As US regulators get tough on DPAs, it’s clear cooperation only goes so far

The Biden administration’s crackdown on white collar crime is manifesting itself in a number of ways – from the CFTC’s aggressive enforcement of its anti-market manipulation provisions, through to the recent unveiling of the United States Strategy on Countering Corruption.

Firms that have previously come under the microscope of regulators now find themselves in a trickier position than before. Partly this is due to the treatment of Non-Prosecution Agreements (NPAs) and Deferred Prosecution Agreements (DPAs).

Historically, as long as a firm was able to demonstrate it had addressed the infraction for which a DPA was put in place, that was usually the end of the matter. Now, however, we’re seeing the US Government and regulators coming down hard on companies for any subsequent infractions – even where those bear little or no resemblance to the first offence.

The second offence may have taken place years later, or happened in a different market, or occurred on a much-reduced scale – or even been of an entirely different nature to the first offence. Regardless, regulators now seem to be taking a much tougher stance. We’ve seen recently a number of major financial institutions bear the brunt of this.

There is an argument, therefore, that cooperating with regulators when subject to a DPA doesn’t get you as far as it used to. On top of that, regulators are also raising the bar when it comes to cooperation requirements. The US Department of Justice announced late last year that corporations would only get credit for cooperating with the government if they disclosed evidence of “all individuals involved in or responsible for the conduct under investigation” rather than just those who were “substantially involved” in that conduct.

Individuals increasingly in the firing line 

The DoJ says this approach allows it to conduct its own investigations and evaluate the culpability of all individuals involved. This emphasis on individual accountability is part of an increasing focus on prosecuting corporate executives for financial crimes. Historically, such individuals were often shielded by the financial institution they belonged to – not anymore. Regulators are increasingly looking to prosecute not only the individuals directly responsible for the conduct, but those further up the chain of command, with the threat of fines or even jail time if offences are proven.

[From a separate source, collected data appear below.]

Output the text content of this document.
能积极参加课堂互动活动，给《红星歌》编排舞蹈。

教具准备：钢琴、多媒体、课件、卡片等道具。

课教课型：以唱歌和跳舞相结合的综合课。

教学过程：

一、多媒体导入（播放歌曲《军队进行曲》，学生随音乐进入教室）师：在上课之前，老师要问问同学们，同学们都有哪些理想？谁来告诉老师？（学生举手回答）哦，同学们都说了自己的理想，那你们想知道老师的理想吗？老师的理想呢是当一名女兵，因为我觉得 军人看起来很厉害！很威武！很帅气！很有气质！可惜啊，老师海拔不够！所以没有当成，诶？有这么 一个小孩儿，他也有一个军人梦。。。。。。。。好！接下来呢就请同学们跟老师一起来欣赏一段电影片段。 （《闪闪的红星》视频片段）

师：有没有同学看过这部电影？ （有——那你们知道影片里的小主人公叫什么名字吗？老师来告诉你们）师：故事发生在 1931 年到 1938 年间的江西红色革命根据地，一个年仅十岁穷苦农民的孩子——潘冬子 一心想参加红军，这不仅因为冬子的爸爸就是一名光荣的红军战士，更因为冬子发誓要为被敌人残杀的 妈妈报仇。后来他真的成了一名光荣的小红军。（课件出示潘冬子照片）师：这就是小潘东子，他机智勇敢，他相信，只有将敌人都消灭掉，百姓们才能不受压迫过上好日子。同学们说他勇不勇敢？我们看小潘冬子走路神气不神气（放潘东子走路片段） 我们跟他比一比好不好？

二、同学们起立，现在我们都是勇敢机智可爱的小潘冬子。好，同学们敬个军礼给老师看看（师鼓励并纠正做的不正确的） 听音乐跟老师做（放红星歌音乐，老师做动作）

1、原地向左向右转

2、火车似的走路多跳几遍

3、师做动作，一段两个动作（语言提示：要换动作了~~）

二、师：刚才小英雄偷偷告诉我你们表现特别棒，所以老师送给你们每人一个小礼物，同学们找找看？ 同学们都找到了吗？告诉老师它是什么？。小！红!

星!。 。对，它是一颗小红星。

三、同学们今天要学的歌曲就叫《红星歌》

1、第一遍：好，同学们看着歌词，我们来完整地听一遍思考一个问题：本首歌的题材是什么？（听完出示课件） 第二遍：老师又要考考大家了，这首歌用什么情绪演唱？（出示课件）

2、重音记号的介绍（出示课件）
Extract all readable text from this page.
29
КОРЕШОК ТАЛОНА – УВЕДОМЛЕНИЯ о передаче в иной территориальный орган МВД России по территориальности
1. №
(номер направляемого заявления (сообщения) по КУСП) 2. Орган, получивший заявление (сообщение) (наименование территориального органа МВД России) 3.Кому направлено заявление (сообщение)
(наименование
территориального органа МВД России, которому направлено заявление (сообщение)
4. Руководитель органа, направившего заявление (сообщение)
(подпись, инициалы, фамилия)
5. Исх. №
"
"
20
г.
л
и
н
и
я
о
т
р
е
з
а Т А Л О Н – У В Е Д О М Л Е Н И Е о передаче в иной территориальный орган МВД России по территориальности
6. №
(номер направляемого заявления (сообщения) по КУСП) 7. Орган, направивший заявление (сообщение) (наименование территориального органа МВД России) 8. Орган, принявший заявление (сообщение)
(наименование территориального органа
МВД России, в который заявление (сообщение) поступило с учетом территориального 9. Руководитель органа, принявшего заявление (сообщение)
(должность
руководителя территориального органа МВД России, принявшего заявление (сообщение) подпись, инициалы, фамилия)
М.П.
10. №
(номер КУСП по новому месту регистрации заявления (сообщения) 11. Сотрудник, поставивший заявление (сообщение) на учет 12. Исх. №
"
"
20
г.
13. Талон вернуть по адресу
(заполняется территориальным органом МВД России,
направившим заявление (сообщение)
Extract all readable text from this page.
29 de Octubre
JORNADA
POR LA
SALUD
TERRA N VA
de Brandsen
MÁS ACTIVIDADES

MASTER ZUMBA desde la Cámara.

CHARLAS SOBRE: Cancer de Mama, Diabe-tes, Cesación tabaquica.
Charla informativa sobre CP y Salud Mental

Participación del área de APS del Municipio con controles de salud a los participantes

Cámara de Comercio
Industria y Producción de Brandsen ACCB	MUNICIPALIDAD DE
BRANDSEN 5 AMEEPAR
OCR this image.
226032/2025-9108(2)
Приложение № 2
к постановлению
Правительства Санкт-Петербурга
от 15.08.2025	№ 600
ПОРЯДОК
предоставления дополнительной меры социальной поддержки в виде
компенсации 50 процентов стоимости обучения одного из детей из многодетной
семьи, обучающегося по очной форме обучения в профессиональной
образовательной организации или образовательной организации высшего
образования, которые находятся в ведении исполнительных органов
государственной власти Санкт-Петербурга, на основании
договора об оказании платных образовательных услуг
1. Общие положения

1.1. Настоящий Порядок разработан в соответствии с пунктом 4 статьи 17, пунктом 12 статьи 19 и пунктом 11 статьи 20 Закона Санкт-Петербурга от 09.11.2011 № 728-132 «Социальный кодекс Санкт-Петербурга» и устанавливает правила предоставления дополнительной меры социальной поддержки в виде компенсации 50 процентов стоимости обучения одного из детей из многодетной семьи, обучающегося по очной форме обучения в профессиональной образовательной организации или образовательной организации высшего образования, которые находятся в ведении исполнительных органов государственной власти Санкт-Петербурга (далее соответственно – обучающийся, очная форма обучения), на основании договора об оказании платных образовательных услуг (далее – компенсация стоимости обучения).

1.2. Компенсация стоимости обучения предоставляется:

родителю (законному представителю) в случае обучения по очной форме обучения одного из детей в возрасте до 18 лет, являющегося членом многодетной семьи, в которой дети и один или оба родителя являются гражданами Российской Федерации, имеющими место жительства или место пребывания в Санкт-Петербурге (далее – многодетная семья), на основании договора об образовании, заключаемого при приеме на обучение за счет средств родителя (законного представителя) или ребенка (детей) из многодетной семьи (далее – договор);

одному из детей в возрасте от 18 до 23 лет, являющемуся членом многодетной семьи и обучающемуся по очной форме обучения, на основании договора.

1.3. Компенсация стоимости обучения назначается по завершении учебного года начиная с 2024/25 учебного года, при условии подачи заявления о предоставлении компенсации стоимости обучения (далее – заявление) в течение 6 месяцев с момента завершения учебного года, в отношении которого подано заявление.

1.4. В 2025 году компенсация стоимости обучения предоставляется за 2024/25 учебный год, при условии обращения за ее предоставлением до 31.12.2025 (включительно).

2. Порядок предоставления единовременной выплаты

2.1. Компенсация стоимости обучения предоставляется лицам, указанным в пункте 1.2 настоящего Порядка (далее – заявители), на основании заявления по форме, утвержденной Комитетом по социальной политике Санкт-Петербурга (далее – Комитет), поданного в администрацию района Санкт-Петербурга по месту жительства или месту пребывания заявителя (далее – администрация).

This increase in personal liability represents a sea change in the way white collar crime is being enforced. And there’s another driver for all this – whistleblowing. The Anti-Money Laundering Act 2020 has significantly enhanced protections and incentives for whistleblowers, while the CFTC Whistleblower Program provides financial incentives for individuals who report possible violations of the Commodity Exchange Act that leads to successful enforcement. These measures could lead to an upsurge in allegations of impropriety and subsequently an increase in regulatory investigations.

What should businesses do?

• Take a holistic approach to compliance. It’s not enough to fix the issue that came to the attention of the regulator the last time. The current appetite for coming down hard on subsequent infractions, regardless of their nature, shows that every business needs to get its house in order.
  
  
• Leverage a variety of tools to mitigate risk. Businesses must be clear on how each business activity could bring risk into the organization and decide on the most appropriate tools and mechanisms for mitigating those risks. This requires an effective combination of people, processes, culture and technology (see below), but it begins with robust risk assessment that is attuned to the evolving business environment – for example, the growing importance of ESG reporting and individual executive use of social media platforms.
  
  
• Accept that risk is a constantly moving target. The switch by many financial institutions to remote or hybrid working is a prime example, as highlighted by the $200m penalty imposed by the SEC upon JPMorgan Chase for sensitive business communications outside of approved channels. Preventing traders from leaking material non-public information becomes a more complex undertaking when they are not in the same room as their manager, or their compliance officer. Banks and other financial institutions have been ramping up their surveillance technology for some time now, but this is a task that many will be undertaking with increased urgency, as existing mechanisms to detect inappropriate behaviour (e.g. insider trading) may no longer be sufficient.
  
  
• Never let your guard down. Above all, businesses must accept that there is no room for complacency when it comes to financial crime. The risk landscape is constantly evolving, and therefore businesses must be open about the need to continually re-assess the threats they face, and the actions required to mitigate them.